Пользуется Лосев и таким приёмом, как анаграммирование — подбор слов в зависимости от звукового состава ключевого слова. Это может быть имя адресата или героя, образ или понятие, нередко в зашифрованном виде.

См., к примеру, цветаевские «Стихи к Блоку», где «имя из пяти букв» затем звучит в словосочетаниях «голубой глоток» и «сон глубок»; а в «Определении поэзии» Пастернака неназванный «звук» слышен в свисте, щёлканье, слезах, звёзде (см.: Топоров В.И. К исследованию анаграмматических структур // Исследования по структуре текста. М.: Наука, 1987. С. 193 — 237).
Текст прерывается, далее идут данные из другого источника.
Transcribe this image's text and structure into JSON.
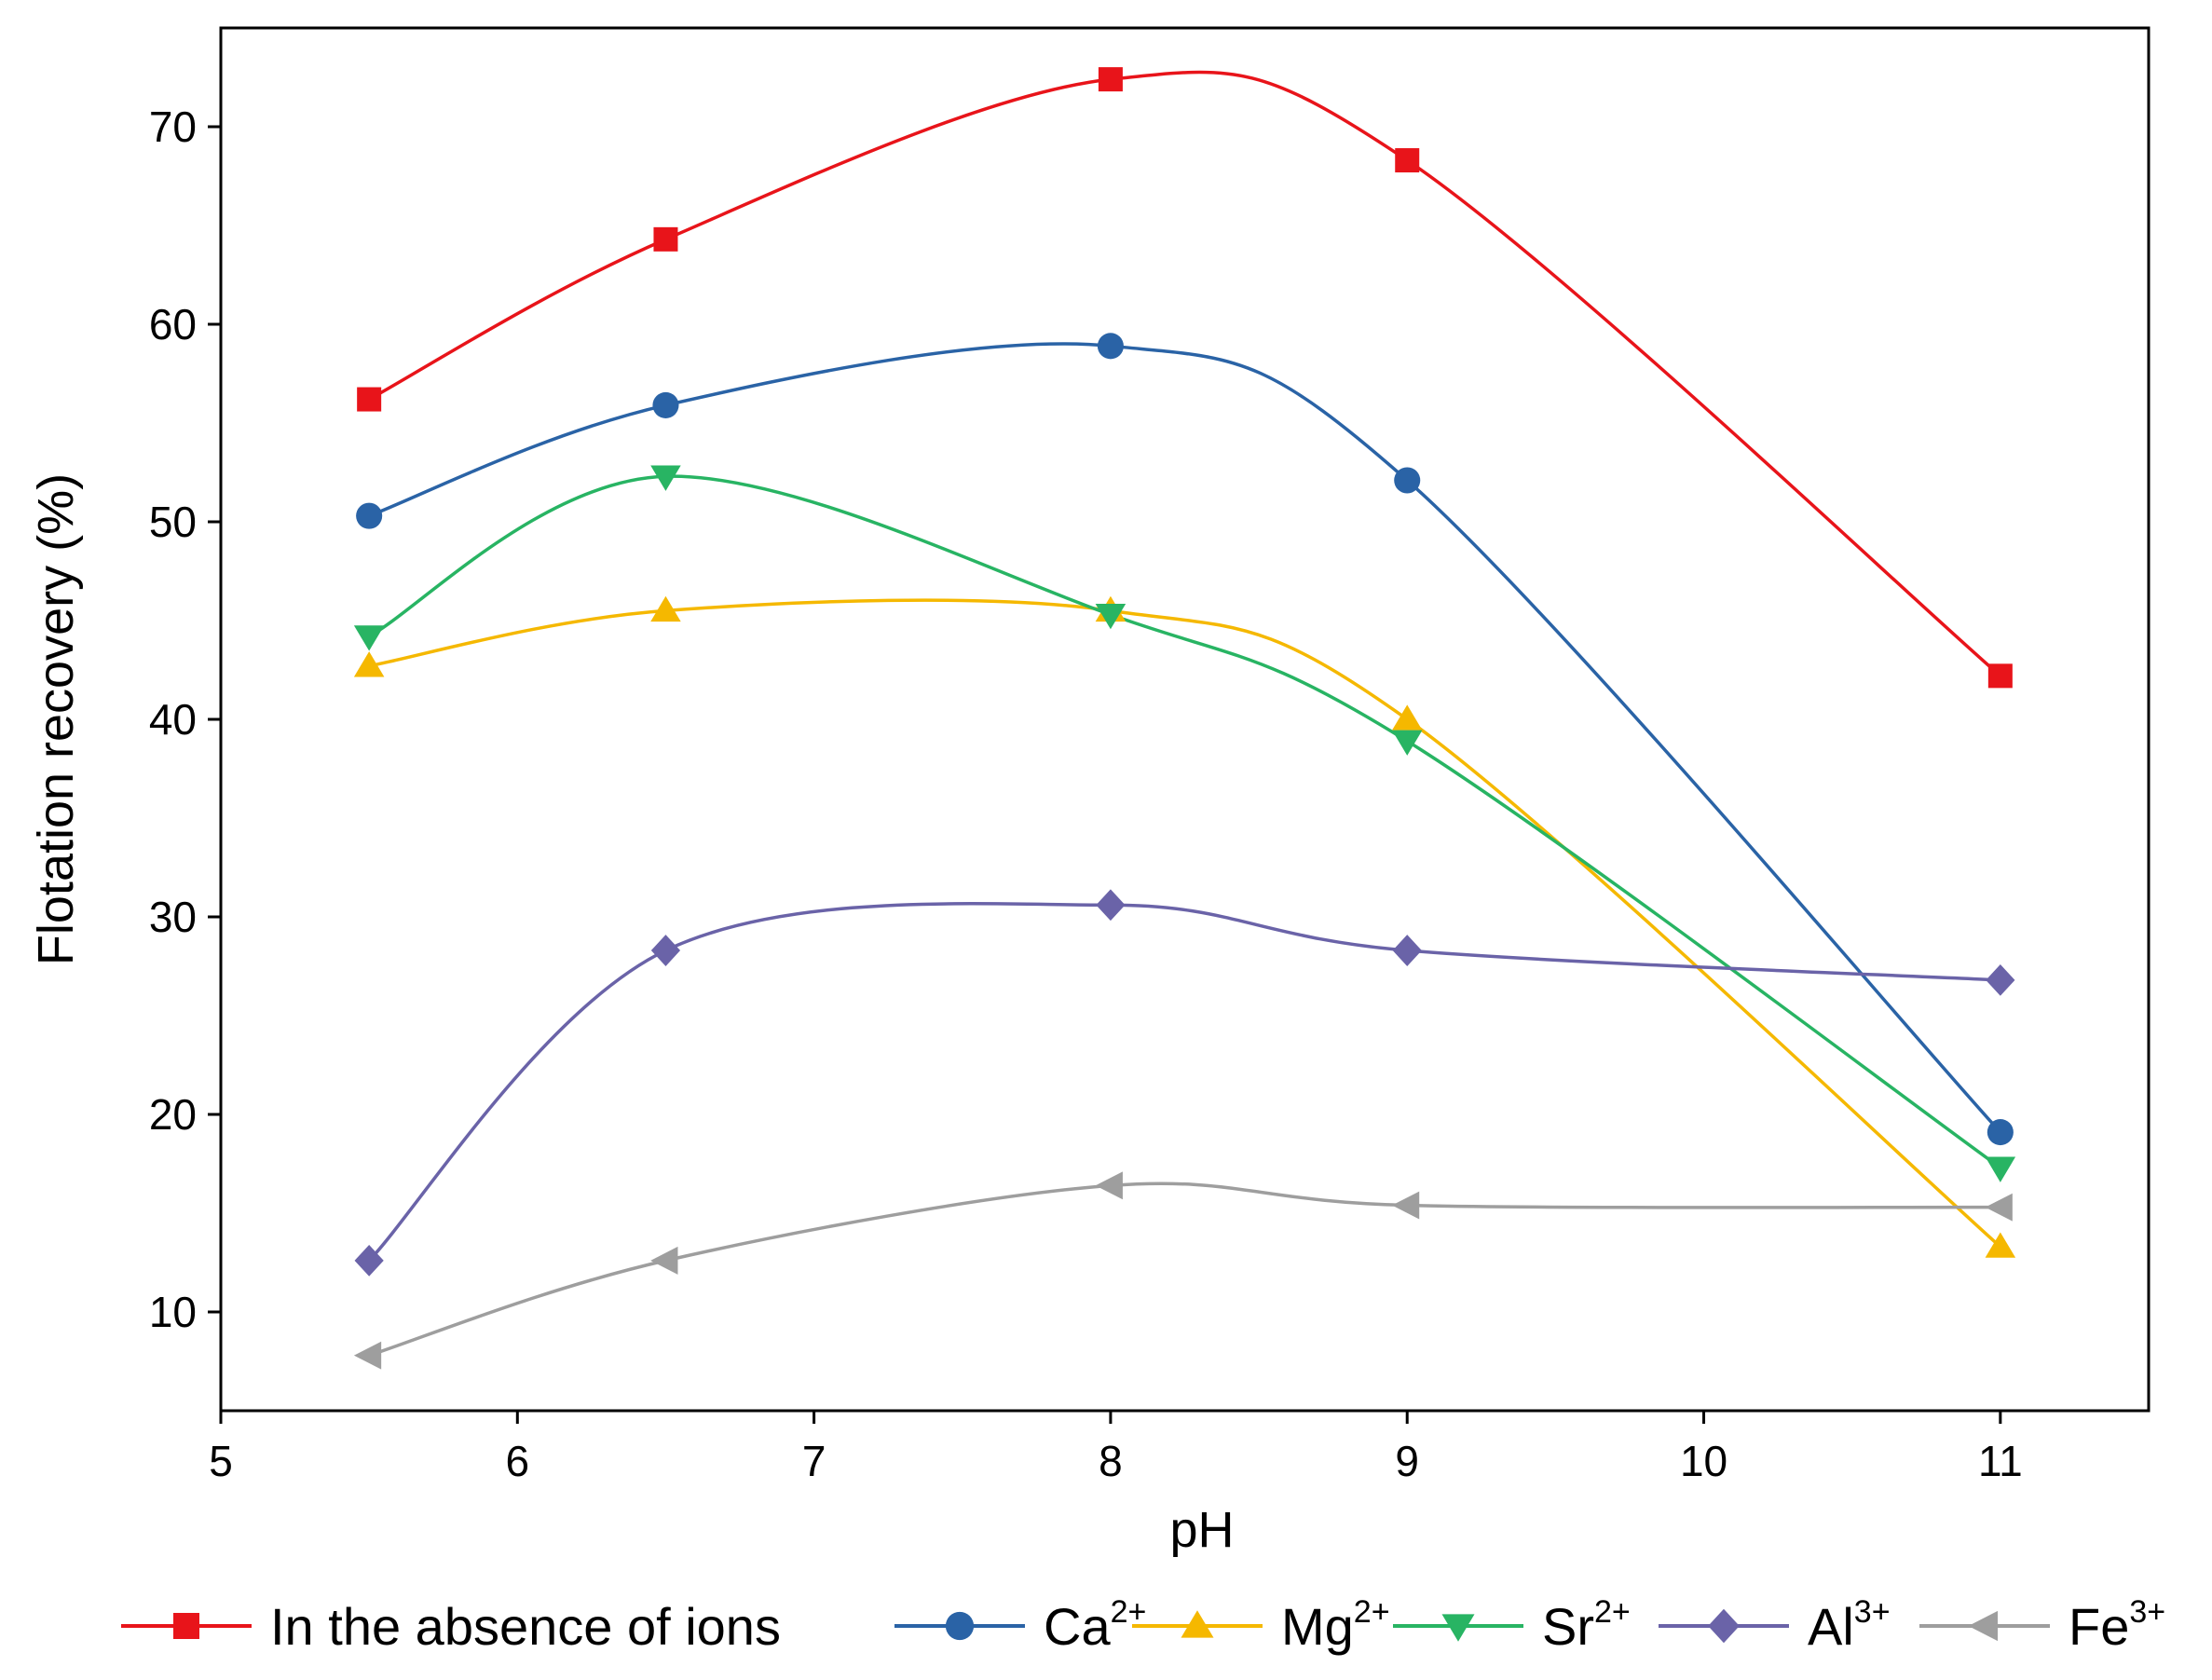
{
  "chart_data": {
    "type": "line",
    "title": "",
    "xlabel": "pH",
    "ylabel": "Flotation recovery (%)",
    "xlim": [
      5,
      11.5
    ],
    "ylim": [
      5,
      75
    ],
    "xticks": [
      5,
      6,
      7,
      8,
      9,
      10,
      11
    ],
    "yticks": [
      10,
      20,
      30,
      40,
      50,
      60,
      70
    ],
    "grid": false,
    "legend_position": "bottom",
    "x": [
      5.5,
      6.5,
      8,
      9,
      11
    ],
    "series": [
      {
        "name": "In the absence of ions",
        "sup": "",
        "color": "#e8141a",
        "marker": "square",
        "values": [
          56.2,
          64.3,
          72.4,
          68.3,
          42.2
        ]
      },
      {
        "name": "Ca",
        "sup": "2+",
        "color": "#2a63a6",
        "marker": "circle",
        "values": [
          50.3,
          55.9,
          58.9,
          52.1,
          19.1
        ]
      },
      {
        "name": "Mg",
        "sup": "2+",
        "color": "#f5b800",
        "marker": "triangle-up",
        "values": [
          42.7,
          45.5,
          45.5,
          40.0,
          13.3
        ]
      },
      {
        "name": "Sr",
        "sup": "2+",
        "color": "#28b463",
        "marker": "triangle-down",
        "values": [
          44.2,
          52.3,
          45.3,
          38.9,
          17.3
        ]
      },
      {
        "name": "Al",
        "sup": "3+",
        "color": "#6a63a8",
        "marker": "diamond",
        "values": [
          12.6,
          28.3,
          30.6,
          28.3,
          26.8
        ]
      },
      {
        "name": "Fe",
        "sup": "3+",
        "color": "#9e9e9e",
        "marker": "triangle-left",
        "values": [
          7.8,
          12.6,
          16.4,
          15.4,
          15.3
        ]
      }
    ]
  }
}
На анаграмме построено лосевское стихотворение «М»: ключевое слово «мавзолей», загаданное в прозрачной метафоре «кирпичный скалозуб / над дёснами под цвет мясного фарша / несвежего» рассыпается далее на звуки М, В, З, Л и распространяется по всему тексту — полумарш, морока, «московское мычанье», «вблизи бессмертной мостовой», «Ленина видал любой булыжник», праздник, раз в год, разгул, розан, «масса кумача и ваты», «демон власти», «мучилище Лумумбы».

Обыгрываются не только звуки и слова, но и фразеологизмы, пословицы и поговорки, «крылатые выражения», тем самым разрушается их устойчивость и создаётся зачастую комический эффект: «Товарищество передвижных весталок», «шкура неубитого пельменя», «изо рта извивается эзопов язык», «рыльце его в кириллице», «река валяет дурака и бьёт баклуши», «жую из тостера изъятый хлеб изгнанья»; «Перекуём мечи на оральный секс», «Русского неба бурёнка не мычит, не телится».

Присутствует игровой элемент и в сравнениях и метафорах: «Прошёлся дождик и куда-то вышёл», «козыряла червями заря» (черви — карточная масть); «Промчались враждебные смерчи, и нету нигде гуттаперчи» (о детской книжке), «водопадом из шоколада вниз борода струится», «дарит долгие годы мне старушечий триумвират» (Парки); «XVIII век, что свинья в парике», «летают боинги, как мусорные баки, и облака грызутся, как собаки на свалке».

Игра слов и игра со словом — важнейшая составляющая лосевского стиля — выполняет различные функции и служит для выражения самых разнообразных эмоций и мыслей — от усмешки и сарказма до тоски и отчаяния, от шуточного розыгрыша до раздумий о жизни и смерти. Словесные игры могут забавлять и развлекать («красные ноты в по-ми-до-ре», «нет нот, но ты не те- / ург», «Се аз реку: кукареку») или удивлять изобретательностью (персонажи одного его произведения играют в «балду» и из своих фамилий составляют слова: Лосев — лес, вес, вол, весло, село, овёс, осёл, — и автор возмущается: «Ты Ё в моё суёшь фамилье»). А могут заставить задуматься: «Повесть временных тел», «не может раб существовать без бар»; «Вороний кар не только палиндром, / он сам карциноген» (кар-рак).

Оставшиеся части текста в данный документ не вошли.